- Born: November 1774
- Died: 21 August 1837 (aged 62) Limpsfield, Surry, England
- Allegiance: United Kingdom
- Branch: Royal Navy
- Service years: c.1793–1832
- Rank: Captain
- Commands: HMS Lowestoffe HMS Flora North Foreland Sea Fencibles Gibraltar Dockyard
- Conflicts: French Revolutionary Wars Siege of Toulon; Action of 24 June 1795; Egypt Campaign Battle of Abukir; ; ; Napoleonic Wars;
- Spouse: Susan Leake ​(m. 1802⁠–⁠1837)​

= Robert Gambier Middleton =

Royal Navy officer (1774–1837)

Captain Robert Gambier Middleton (November 1774 – 21 August 1837) was an officer in the Royal Navy who distinguished himself in the Napoleonic Wars.

== Early life ==

Robert Gambier Middleton was the son of George Middleton, Collector of the Customs in Leith, and Elizabeth Wilson, daughter of George Wilson N.B. Esq, of Stottencleugh. He was adopted at an early age by his uncle Charles Middleton and aunt Margaret Middleton, née Gambier. Following a career of active naval service, his uncle, Charles Middleton, became Comptroller of the Navy in 1776 and went on to be First Naval Lord and then First Lord of the Admiralty.

== Naval career ==

Middleton served as a lieutenant on HMS Britannia in Lord Hood's fleet at the occupation and evacuation of Toulon in 1793. (Note: In the Royal Naval Biography entry, Footnote 1, the accuracy of this is open to question as records did not include first names.) He served as a second lieutenant on HMS Aquilon in 1793 and commander and commanding officer on HMS Eclair in 1794 On 11 August 1794 he obtained the rank of post-captain, commanding HMS Ariadne.

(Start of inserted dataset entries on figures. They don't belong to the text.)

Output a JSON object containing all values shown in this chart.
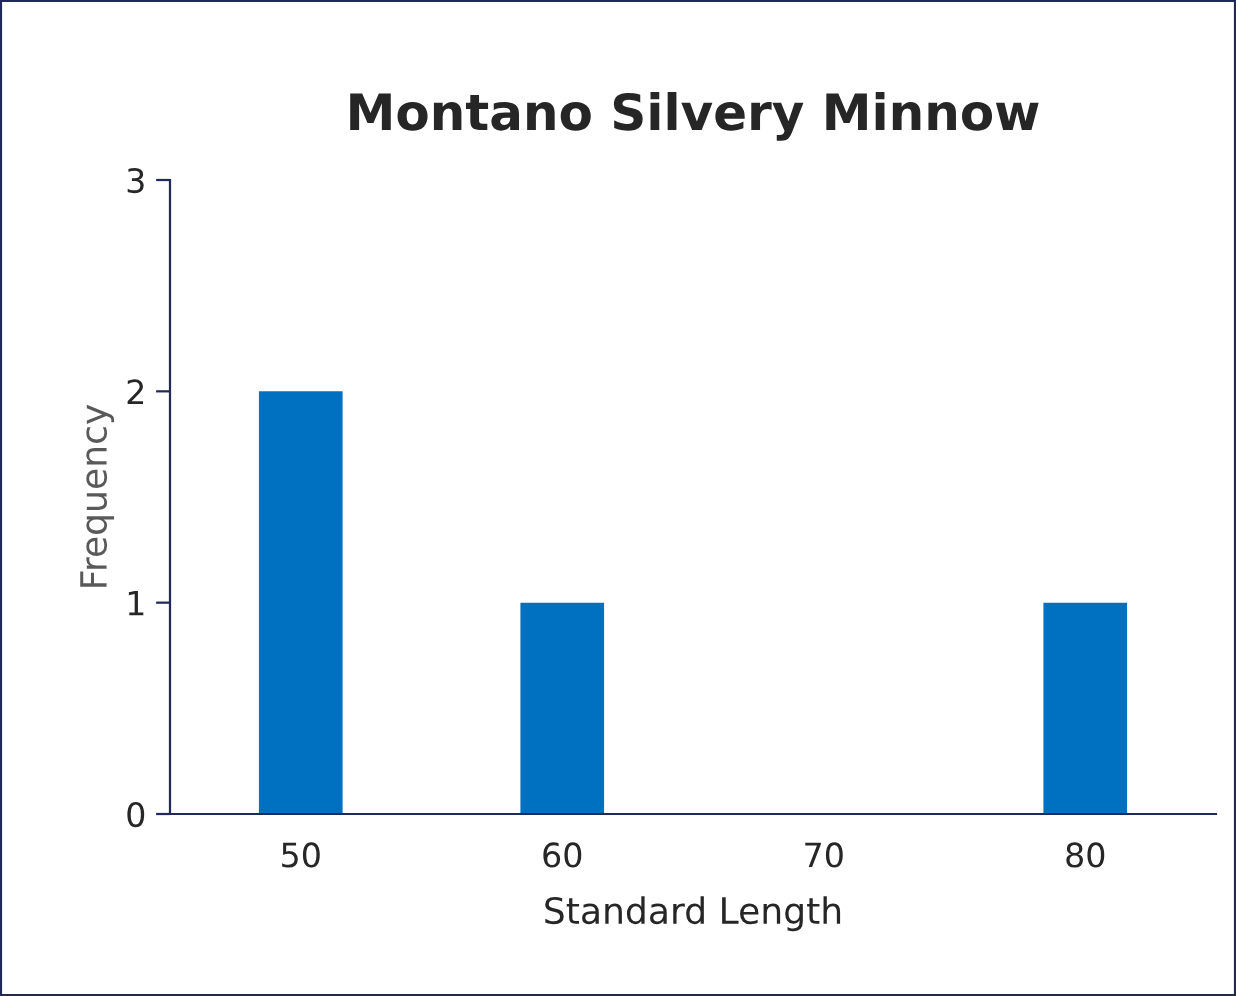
{
  "chart_data": {
    "type": "bar",
    "title": "Montano Silvery Minnow",
    "xlabel": "Standard Length",
    "ylabel": "Frequency",
    "categories": [
      "50",
      "60",
      "70",
      "80"
    ],
    "values": [
      2,
      1,
      0,
      1
    ],
    "color": "#0070c0",
    "ylim": [
      0,
      3
    ],
    "yticks": [
      0,
      1,
      2,
      3
    ],
    "grid": false,
    "legend": false
  }
}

In June 1795, Middleton took command of HMS Lowestoffe and took part in the Action of 24 June 1795.

In October of the same year, he took command of HMS Flora and on 10 July 1796 the ship was involved in the occupation of Portoferraio by British troops.
During his command, Flora was involved in capturing many enemy privateers and merchantmen. In the case of the French brig Le Mondovi, which had sought shelter in the harbour of Cerigo this involved sending boats into the harbour to cut her out, an operation which succeeded despite heavy fire from two batteries at the harbour entrance.

On the 8 March 1801, Flora took part in the landing of British troops led by Sir Ralph Abercromby in Aboukir Bay, during which several members of her crew were killed and wounded. In the subsequent Battle of Alexandria Abercromby suffered a wound which proved to be fatal. His body was carried to Malta on board Flora, where it was buried on St John's Bastion within Fort Saint Elmo. The Flora returned to England in the course of the following month, and in May he relinquished command of the ship.

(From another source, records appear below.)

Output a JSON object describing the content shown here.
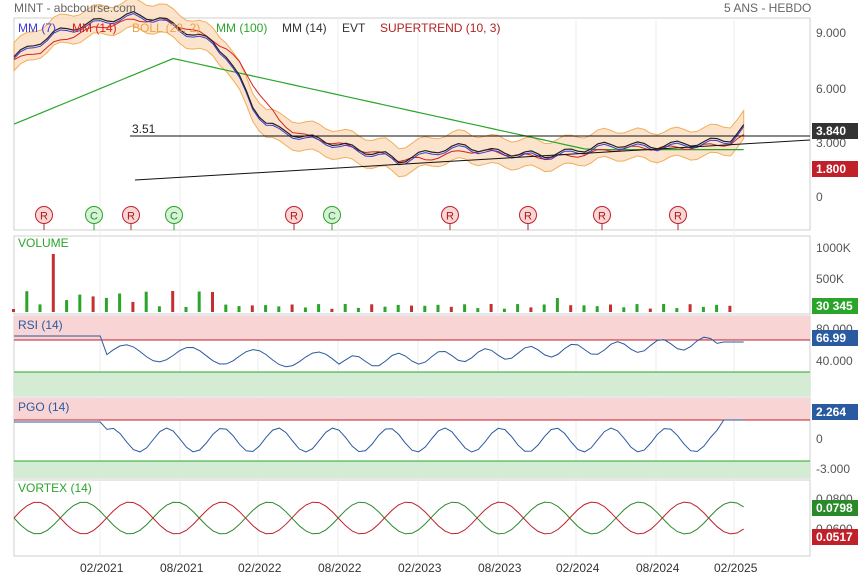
{
  "header": {
    "title": "MINT - abcbourse.com",
    "period": "5 ANS - HEBDO"
  },
  "legend": [
    {
      "text": "MM (7)",
      "color": "#3b3bd6"
    },
    {
      "text": "MM (14)",
      "color": "#d62020"
    },
    {
      "text": "BOLL (20, 2)",
      "color": "#f0a040"
    },
    {
      "text": "MM (100)",
      "color": "#2aa52a"
    },
    {
      "text": "MM (14)",
      "color": "#333333"
    },
    {
      "text": "EVT",
      "color": "#333333"
    },
    {
      "text": "SUPERTREND (10, 3)",
      "color": "#b22222"
    }
  ],
  "price_axis": [
    "9.000",
    "6.000",
    "3.000",
    "0"
  ],
  "hline_label": "3.51",
  "badges": {
    "price": "3.840",
    "low": "1.800",
    "volume": "30 345",
    "rsi": "66.99",
    "pgo": "2.264",
    "vortex_plus": "0.0798",
    "vortex_minus": "0.0517"
  },
  "colors": {
    "price_badge": "#333333",
    "low_badge": "#c0202a",
    "volume_badge": "#2aa52a",
    "osc_badge": "#2a5aa0",
    "vortex_plus": "#2a8a2a",
    "vortex_minus": "#c0202a"
  },
  "signals": [
    "R",
    "C",
    "R",
    "C",
    "R",
    "C",
    "R",
    "R",
    "R",
    "R"
  ],
  "volume_panel": {
    "title": "VOLUME",
    "axis": [
      "1000K",
      "500K"
    ]
  },
  "rsi_panel": {
    "title": "RSI (14)",
    "axis": [
      "80.000",
      "40.000"
    ]
  },
  "pgo_panel": {
    "title": "PGO (14)",
    "axis": [
      "0",
      "-3.000"
    ]
  },
  "vortex_panel": {
    "title": "VORTEX (14)",
    "axis": [
      "0.0800",
      "0.0600"
    ]
  },
  "x_axis": [
    "02/2021",
    "08/2021",
    "02/2022",
    "08/2022",
    "02/2023",
    "08/2023",
    "02/2024",
    "08/2024",
    "02/2025"
  ],
  "chart_data": {
    "type": "line",
    "x_ticks": [
      "02/2021",
      "08/2021",
      "02/2022",
      "08/2022",
      "02/2023",
      "08/2023",
      "02/2024",
      "08/2024",
      "02/2025"
    ],
    "price_keypoints": [
      [
        0,
        7.7
      ],
      [
        3,
        9.0
      ],
      [
        6,
        9.6
      ],
      [
        9,
        10.0
      ],
      [
        11,
        9.8
      ],
      [
        13,
        9.1
      ],
      [
        15,
        8.5
      ],
      [
        16,
        7.8
      ],
      [
        17,
        6.5
      ],
      [
        18,
        5.0
      ],
      [
        19,
        4.1
      ],
      [
        20,
        3.7
      ],
      [
        22,
        3.3
      ],
      [
        24,
        3.0
      ],
      [
        26,
        2.6
      ],
      [
        28,
        2.3
      ],
      [
        29,
        2.0
      ],
      [
        30,
        2.2
      ],
      [
        32,
        2.6
      ],
      [
        34,
        2.8
      ],
      [
        36,
        2.5
      ],
      [
        38,
        2.4
      ],
      [
        40,
        2.3
      ],
      [
        42,
        2.5
      ],
      [
        44,
        2.8
      ],
      [
        46,
        2.9
      ],
      [
        48,
        2.8
      ],
      [
        50,
        2.9
      ],
      [
        52,
        3.0
      ],
      [
        54,
        3.2
      ],
      [
        55,
        3.84
      ]
    ],
    "support_line": {
      "from": [
        0,
        0.9
      ],
      "to": [
        60,
        3.0
      ]
    },
    "hline_value": 3.51,
    "volume_spike": 1000000
  }
}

In 1803, on the resumption of hostilities, there was a threat of invasion. He was put in command of the Sea Fencibles on the North Foreland district, and in 1805, after his uncle had been promoted to First Lord of the Admiralty, he became Dockyard Commissioner in Gibraltar. During the time when he was in Gibraltar, in the aftermath of the Battle of Trafalgar, his wife, who accompanied him, wrote a total of 55 letters to her sister, which provide an insight into her life there. In 1808 he obtained a seat on the Navy Board, where he remained until it was consolidated with the Admiralty in 1832, at which time he held the office of Storekeeper General. He then went on the list of retired Rear Admirals.

== Family ==
On 11 December 1802, Robert Gambier Middleton married Susan Maria Leake, daughter of John Martin Leake of Thorpe Hall and Mary Calvert, at Marleybone Church in Essex. Susan was a younger sister of William Martin Leake. Robert and Susan had ten or twelve children, with 7 known to have survived infancy. He died in Moorhouse, Limpsfield on 21 August 1837.